Ähnlich ist es in Probstheida in der Franzosenallee. Auch dort wird ein nagelneuer Ticketautomat regelmäßig zerstört. Der Schaden beträgt schon über 5000 Euro. Auch in der Gorkistraße wurde in dieser Woche ein sogenannter Polen-Böller in den Ausgabeschaft geworfen, um in den „Bauch“ des Fahrkartenautomaten zu gelangen, wo sich die Geldkassette befindet. Gelungen ist der Zugriff auf diese Kassette nicht – aber die Detonation hat nach Angaben der Polizei einen Schaden von 30 000 Euro an dem Fahrkatenautomaten verursacht. „Auch wenn es bislang aufgrund der hohen Schutzklasse der Automaten in keinem einzelnen Fall gelang, Fahrgeld zu entwenden, beunruhigt uns das Ausmaß und die Art und Weise der Beschädigungen erheblich, da diese vor allem unsere Kunden treffen“, so Backhaus. „Bislang führen wir in allen Fällen die notwendigen Reparaturen durch – aber irgendwann ist damit Schluss. Dann bauen wir besonders stark betroffene Geräte ganz ab.“ Die LVB machen auch kein Geheimnis daraus, dass ihnen der wirtschaftliche Schaden inzwischen „weh tut“. Denn die neuen Geräte sollte eigentlich mehrere Jahre lang ohne größere Reparaturen betrieben werden – denn diese treten erfahrungsgemäß erst nach vielen Nutzungsjahren auf.

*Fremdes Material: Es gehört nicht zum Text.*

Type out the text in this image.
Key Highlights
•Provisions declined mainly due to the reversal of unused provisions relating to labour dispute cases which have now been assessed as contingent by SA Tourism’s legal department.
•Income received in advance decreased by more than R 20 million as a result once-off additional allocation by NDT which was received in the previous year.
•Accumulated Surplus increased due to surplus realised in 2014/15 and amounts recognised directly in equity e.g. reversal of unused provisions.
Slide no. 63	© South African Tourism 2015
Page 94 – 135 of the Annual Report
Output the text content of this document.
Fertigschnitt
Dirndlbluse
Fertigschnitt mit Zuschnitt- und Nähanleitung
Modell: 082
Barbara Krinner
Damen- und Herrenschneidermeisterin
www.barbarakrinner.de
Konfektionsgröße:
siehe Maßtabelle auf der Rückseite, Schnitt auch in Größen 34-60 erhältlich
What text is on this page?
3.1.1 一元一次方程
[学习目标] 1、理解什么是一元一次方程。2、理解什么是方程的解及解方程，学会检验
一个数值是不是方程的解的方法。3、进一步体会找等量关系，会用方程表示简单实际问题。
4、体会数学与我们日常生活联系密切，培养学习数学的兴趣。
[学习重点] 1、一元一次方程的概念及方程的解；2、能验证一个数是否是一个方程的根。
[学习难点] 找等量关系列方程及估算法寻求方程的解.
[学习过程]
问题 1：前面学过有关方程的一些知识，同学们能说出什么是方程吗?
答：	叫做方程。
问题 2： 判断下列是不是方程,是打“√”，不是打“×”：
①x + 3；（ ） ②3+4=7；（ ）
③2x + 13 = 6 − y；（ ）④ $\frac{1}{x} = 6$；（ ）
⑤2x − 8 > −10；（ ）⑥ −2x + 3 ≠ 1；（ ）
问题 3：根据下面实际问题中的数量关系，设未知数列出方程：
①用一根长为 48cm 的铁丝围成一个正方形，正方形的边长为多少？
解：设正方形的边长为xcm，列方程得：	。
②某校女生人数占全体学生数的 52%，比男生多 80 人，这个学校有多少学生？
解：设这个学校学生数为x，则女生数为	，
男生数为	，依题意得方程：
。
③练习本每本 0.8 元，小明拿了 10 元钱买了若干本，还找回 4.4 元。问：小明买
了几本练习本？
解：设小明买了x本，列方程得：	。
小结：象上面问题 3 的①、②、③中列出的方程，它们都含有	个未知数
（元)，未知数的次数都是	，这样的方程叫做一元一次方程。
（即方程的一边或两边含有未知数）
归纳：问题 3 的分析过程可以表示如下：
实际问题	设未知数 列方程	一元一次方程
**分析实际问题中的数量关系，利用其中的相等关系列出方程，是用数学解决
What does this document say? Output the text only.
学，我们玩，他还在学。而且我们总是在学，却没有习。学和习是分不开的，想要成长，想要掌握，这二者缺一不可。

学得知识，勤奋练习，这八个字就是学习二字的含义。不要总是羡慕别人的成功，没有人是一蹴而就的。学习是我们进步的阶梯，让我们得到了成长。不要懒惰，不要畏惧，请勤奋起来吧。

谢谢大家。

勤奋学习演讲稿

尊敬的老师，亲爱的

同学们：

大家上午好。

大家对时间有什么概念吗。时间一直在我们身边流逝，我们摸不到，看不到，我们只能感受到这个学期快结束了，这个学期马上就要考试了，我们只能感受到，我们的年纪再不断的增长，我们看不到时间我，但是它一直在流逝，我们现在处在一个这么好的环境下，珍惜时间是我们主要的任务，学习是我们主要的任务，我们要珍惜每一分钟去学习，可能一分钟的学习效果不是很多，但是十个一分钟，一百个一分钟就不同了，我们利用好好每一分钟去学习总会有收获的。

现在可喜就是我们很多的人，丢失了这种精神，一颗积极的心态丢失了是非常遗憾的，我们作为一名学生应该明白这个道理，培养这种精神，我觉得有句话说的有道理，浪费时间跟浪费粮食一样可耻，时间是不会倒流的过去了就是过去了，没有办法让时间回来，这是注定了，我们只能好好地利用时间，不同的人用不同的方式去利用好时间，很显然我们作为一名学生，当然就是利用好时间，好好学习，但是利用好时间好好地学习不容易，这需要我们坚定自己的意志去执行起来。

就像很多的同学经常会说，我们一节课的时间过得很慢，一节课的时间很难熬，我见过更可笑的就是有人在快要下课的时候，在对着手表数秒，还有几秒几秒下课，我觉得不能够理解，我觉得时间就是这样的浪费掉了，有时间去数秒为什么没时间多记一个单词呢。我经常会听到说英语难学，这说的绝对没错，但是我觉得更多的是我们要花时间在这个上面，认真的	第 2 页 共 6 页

Ob der Automat in der Plovdiver Straße der erste ist, der ganz abgebaut und nicht wieder aufgestellt wird, ist noch nicht abschließend entschieden. Doch die Wahrscheinlichkeit ist nicht gering. Die LVB schließen auch nicht mehr aus, dass in einem halben Jahr noch ein oder zwei weitere Automaten für immer aus dem Haltestellenetz verschwinden könnten – zum Beispiel der in der Franzosenallee. Backhaus dementiert allerdings Berichte, nach denen die LVB auch schon erwägen sollen, in Grünau alle Automaten zu demontieren. „Wir wollen nicht den Eindruck erwecken, dass wir vor den Vandalen kapitulieren“, sagt Backhaus. „Aber es gibt einen Punkt, an dem wir so viel Geld in die Reparaturen gesteckt haben, dass sich die Frage stellt, ob wir das wirtschaftlich auf Dauer weiter so praktizieren können.“

Seit Aufstellung der neuen Automaten ist den LVB durch Vandalismus ein Schaden von über 20 000 Euro entstanden – ohne den Automaten in der Gorkistraße. Das Unternehmen bittet deshalb auch schon die Leipziger um Mithilfe bei der Aufklärung dieser Straftaten. „Alle Hinweise, die zur zweifelsfreien Aufklärung von Vandalismus führen, belohnen wir mit 100 Euro“, sagt der Sprecher.

Gleichzeitig hat das Unternehmen die Kriminalpolizei eingeschalten, die inzwischen in mehreren Fällen ermittelt. Auch dort ist das Problem bereits seit längerem bekannt. Nach Angaben der Polizeidirektion wurden 2017 im Stadtgebiet in 15 Fällen Fahrkartenautomaten der LVB angegriffen und beschädigt. Weitere 13 Fahrkartenautomaten seien durch „Herbeiführung einer Sprengstoffexplosion“ beschädigt und zerstört worden, fünf davon gehörten den LVB, der Rest der Deutschen Bahn AG. Zu den Tätern kann noch nicht viel gesagt werden, da kaum einer gefasst wurde. Es spreche aber viel dafür, dass es sich um „Beschaffungskriminalität“ handeln könnte, heißt es. Also vor allem um Drogensüchtige, die sich Geld für ihren nächsten „Schuss“ besorgen wollen.